Product thinking
You may have an idea for making a product. You may build a version of it. But unless you have a chance to continuously work on it, it dies on the way. To make your product live you need people paying for it. That is when you get the time to move from that initial idea to a more concrete usable product. Google when it started threw some better links at you. Not like the way it can answer questions as it is today. It has taken two decades to reach that point. This happens with scale. You need a large number of interested users to reach this point where the demand on your application is continuously increasing to make the original idea better.
Many applications are bad because there are not many users who are interested in them. This is an issue of over supply. Few applications have a great demand while an enormous number is not even looked at. Yet there are humongous needs to automate things. We have enough tools invented to do the job in terms of programming languages, frameworks or machine learning. What is missing is the will to automate something and the right way to think to fix that.
Why we keep hitting nails everywhere is because we don’t know the exact spot to hit. That’s why we have a million Apps unused. It is a hard problem to define and understand a problem to the point it can serve the needs of the users. You can start somewhere and iterate with the intended users. But then it turns into a problem of recruiting the users who will take the journey with you. And still you can go wrong.
You can build products when someone comes up with a problem statement or you find one and build it. The former almost always ends up as a point solution due to lack of product thinking. When your friend comes to you the great programmer to write a program to track his inventory, you develop one that will be adequate for his needs after several iterations. But unless you begin to think how that will be applicable to others beyond your friend, it dies as a custom solution. Most custom solutions have a great case for becoming a product.
Making a product involves imagination. An ability to think beyond what is told to you about a problem. It involves connecting disparate points. Let us say, you want to improve something, say, the traffic condition. It is a very broad problem statement. You cannot find a solution to it because you never defined the problem in a way you can work on a solution yet. So you go on thinking about it in various ways. May be the roads have to be laid properly. May be there should be fast and slow moving lanes. But then you realize all of this are not in your control as a person who sling code for a living.

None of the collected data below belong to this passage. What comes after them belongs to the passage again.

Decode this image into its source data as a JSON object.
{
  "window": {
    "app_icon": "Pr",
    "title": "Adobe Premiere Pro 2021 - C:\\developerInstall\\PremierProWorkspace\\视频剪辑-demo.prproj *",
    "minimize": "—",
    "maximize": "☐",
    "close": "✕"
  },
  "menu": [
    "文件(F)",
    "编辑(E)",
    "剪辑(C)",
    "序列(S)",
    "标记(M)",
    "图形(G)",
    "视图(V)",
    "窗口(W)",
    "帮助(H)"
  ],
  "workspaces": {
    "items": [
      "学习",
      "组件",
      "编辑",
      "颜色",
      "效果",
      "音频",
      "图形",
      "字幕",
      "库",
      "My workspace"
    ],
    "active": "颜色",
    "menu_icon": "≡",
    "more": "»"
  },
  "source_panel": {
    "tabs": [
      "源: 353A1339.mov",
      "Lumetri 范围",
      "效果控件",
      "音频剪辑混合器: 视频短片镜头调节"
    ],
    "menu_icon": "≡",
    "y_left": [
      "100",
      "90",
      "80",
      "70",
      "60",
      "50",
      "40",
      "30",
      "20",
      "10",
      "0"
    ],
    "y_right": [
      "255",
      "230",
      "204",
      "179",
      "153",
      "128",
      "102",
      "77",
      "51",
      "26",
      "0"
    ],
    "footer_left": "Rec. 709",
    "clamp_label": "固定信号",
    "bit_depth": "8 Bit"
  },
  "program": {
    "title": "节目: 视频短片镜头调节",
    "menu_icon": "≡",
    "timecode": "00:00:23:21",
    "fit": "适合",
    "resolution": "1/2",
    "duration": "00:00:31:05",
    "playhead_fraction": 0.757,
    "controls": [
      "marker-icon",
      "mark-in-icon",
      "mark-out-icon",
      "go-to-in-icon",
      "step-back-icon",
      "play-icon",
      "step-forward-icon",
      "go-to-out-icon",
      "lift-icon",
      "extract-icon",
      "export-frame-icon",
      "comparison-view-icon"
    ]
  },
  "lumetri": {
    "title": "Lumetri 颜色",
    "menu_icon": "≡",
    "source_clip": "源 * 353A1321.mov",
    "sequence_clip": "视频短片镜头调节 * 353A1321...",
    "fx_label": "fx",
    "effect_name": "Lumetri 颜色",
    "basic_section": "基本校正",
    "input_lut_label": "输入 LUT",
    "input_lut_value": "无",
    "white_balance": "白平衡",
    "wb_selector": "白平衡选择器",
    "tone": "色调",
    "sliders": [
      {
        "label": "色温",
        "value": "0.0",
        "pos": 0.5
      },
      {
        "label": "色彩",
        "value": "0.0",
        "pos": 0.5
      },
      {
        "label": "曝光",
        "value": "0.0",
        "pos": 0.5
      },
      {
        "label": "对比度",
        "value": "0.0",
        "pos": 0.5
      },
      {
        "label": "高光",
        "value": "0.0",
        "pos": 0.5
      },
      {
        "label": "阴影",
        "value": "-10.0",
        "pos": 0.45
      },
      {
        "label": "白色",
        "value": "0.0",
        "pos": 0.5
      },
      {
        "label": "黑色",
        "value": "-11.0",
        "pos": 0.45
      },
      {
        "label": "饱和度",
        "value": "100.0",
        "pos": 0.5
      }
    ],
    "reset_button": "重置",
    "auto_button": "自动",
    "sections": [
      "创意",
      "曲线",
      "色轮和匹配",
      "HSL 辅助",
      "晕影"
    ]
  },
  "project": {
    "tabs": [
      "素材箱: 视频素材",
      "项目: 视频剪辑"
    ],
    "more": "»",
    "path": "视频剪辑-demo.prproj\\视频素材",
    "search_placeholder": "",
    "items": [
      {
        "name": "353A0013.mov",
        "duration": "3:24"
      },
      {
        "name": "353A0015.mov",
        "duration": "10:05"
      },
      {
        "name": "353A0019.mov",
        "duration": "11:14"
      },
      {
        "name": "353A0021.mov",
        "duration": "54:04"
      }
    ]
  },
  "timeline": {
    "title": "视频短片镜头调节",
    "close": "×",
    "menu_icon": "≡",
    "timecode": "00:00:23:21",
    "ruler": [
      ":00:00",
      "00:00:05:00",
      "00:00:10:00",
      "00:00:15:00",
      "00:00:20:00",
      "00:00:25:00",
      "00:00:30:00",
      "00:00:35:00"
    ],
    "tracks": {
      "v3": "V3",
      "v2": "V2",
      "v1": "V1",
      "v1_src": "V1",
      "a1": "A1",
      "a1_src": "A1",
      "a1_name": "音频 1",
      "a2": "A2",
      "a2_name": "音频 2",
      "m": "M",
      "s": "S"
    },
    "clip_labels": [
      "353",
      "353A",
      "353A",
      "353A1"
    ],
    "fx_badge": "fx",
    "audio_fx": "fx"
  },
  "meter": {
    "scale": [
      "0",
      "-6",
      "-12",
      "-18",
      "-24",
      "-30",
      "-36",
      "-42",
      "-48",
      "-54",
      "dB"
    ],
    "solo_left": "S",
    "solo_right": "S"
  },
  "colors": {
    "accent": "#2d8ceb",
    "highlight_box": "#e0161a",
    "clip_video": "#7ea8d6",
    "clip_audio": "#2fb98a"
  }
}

You go on thinking until you find a way say to simulate everything on a map. Every user can tell their source and destination before they leave their home on a map similar to the way they will book an Uber. Now this program models the conflicts and tells them the route to take for most fastest route and alerts them to start and continues to dynamically navigate them. Now thinking like this moves you towards making products. Something out of the box, yet doable. Something that eliminates a lot of vagueness on the problem being solved with a nifty answer.
But just finding a better answer does not move the needle by itself. A lot of spade work is in order to get the users to use it. It is a continuous journey like you are trekking through the mountains. When you reach the top of one, you find another peak to scale. There is no magic. There is no silver bullet. It is just a very long walk and you have no other choice than walking.
We have problems galore to be solved in this country. From weather predictions for our farmers to routing goods or teaching kids or helping elders. If college education can gear our students to open their eyes and look at this, the opportunities are enormous.
While we occasionally get to see some student building a Robot that cooks food or drones that pluck fruits or a 3D printer that prints low cost housing, unless there is a concerted effort to make them really solve the problem at scale what it was intended to solve, all of them die as prototypes with nice videos shared on social media with the students involved getting accolades and marching on further in their lives with pride that does not generate jobs or cycle back funds to grow the economy in a sustained manner. In other words it does not generate any tangible benefits for this country other than photo ops.
Students have to go further in thinking of scale. The ability to get their work beyond the lab into the hands of real users. For that real problems around us have to be explored, imagined, redacted and solved. All that Science and Engineering gives you are the tools to imagine, think on well defined surfaces. If you cannot employ those adequately to identify real problems that can be solved, our Education is not hitting the right notes.